Wzmocniona ochrona dóbr kulturalnych w razie konfliktu zbrojnego — propozycja listy polskich obiektów
Enhanced protection of cultural propertyin the event of armed conflict — Polish proposed list of objects
The Second Protocol to the Hague Convention of 1954 for the Protection of Cultural Property in the Event of Armed Conflict was adopted in The Hague on 26 March 1999 and entered into force on 9 March 2004. The Polish Republic ratified the Protocol on 17 November. The Protocol came into force in Poland on 3 April 2012. The Protocol established a new system of enhanced protection of cultural property. The granting, suspension and withdrawal of enhanced protection established by the Protocol is decided by the Committee for the Protection of Cultural Property in the Event of Armed Conflict. Enhanced protection is granted to cultural property when it is entered on the List of cultural property under enhanced protection.

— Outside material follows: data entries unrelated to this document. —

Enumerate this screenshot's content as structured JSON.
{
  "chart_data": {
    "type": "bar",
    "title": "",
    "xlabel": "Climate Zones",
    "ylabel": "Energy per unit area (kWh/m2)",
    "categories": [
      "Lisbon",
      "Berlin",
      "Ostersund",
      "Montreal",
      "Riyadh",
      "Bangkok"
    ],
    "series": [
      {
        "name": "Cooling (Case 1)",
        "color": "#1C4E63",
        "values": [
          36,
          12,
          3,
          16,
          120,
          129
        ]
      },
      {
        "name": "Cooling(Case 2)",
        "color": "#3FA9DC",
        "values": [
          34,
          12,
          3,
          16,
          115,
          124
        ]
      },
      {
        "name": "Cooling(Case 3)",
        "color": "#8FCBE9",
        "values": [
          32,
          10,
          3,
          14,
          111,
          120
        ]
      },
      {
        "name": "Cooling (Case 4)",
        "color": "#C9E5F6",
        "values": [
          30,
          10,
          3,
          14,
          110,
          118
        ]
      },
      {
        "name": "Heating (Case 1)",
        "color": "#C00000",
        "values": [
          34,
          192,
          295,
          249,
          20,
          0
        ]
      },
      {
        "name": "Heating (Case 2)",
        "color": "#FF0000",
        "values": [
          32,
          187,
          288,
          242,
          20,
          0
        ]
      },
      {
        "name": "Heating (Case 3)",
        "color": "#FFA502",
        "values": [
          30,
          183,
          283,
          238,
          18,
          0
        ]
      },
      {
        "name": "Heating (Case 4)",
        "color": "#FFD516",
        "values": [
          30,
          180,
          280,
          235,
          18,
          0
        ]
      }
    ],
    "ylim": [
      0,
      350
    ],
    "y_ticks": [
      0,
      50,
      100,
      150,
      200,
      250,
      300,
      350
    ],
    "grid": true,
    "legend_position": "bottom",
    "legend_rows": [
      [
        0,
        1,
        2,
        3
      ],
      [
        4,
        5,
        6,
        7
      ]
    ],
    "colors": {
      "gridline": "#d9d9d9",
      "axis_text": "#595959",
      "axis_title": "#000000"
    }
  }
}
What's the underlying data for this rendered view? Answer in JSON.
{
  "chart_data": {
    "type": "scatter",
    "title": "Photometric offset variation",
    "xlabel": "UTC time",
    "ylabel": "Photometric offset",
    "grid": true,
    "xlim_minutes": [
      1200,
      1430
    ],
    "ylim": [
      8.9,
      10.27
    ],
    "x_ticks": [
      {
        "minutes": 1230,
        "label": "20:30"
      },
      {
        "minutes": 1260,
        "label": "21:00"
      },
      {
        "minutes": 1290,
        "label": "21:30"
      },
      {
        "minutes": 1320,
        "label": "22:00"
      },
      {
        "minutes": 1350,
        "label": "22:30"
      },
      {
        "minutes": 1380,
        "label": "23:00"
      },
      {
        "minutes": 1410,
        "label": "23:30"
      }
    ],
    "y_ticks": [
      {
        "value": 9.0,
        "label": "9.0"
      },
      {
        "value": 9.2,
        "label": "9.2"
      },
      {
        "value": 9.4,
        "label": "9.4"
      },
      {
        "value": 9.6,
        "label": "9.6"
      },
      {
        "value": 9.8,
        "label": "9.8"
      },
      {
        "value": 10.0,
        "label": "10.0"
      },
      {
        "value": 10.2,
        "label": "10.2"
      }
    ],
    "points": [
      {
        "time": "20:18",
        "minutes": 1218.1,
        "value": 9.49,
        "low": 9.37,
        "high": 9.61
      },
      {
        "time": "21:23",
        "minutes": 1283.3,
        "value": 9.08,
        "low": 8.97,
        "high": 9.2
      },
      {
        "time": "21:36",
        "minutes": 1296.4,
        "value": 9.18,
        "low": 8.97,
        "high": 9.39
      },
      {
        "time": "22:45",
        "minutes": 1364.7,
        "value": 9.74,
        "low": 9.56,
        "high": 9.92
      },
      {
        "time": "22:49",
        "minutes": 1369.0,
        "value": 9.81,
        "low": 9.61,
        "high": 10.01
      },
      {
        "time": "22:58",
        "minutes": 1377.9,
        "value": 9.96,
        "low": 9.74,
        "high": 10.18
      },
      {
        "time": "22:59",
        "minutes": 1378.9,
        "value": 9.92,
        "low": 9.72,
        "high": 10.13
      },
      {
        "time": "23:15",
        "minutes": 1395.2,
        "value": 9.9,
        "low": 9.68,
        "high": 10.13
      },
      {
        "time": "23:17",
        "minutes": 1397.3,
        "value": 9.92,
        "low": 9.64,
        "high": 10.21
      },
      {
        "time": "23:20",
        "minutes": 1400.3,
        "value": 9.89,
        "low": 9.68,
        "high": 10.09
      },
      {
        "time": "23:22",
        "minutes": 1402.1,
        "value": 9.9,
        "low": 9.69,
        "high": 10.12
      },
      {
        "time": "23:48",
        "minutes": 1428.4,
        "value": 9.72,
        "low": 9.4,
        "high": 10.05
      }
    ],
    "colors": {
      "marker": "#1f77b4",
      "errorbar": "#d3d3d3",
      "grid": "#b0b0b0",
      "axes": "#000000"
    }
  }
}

This article does not discuss the overall content of the Protocol, which is a comprehensive document. It is rather to focus on the issues of the enhanced protection of cultural property in the event of armed conflict. This issue is of particular interest in the context of the protection of Polish goods. In the paper the author proposes a list of Polish sites for which Poland could claim enhanced protection. Two categories of cultural property in Poland aspire to be listed for enhanced protection: 12 cultural properties inscribed on the World Heritage List and historical monuments. Both
groups of cultural property satisfy the condition of greatest importance for humanity. They are also protected by adequate domestic legal and administrative measures recognizing their exceptional cultural and historic value and ensuring the highest level of protection. The cultural property concerned must not be used for military purposes or to shield military sites. The party which has control over the cultural property has to make a declaration confirming that the cultural property will not be used for military purposes or to shield military sites.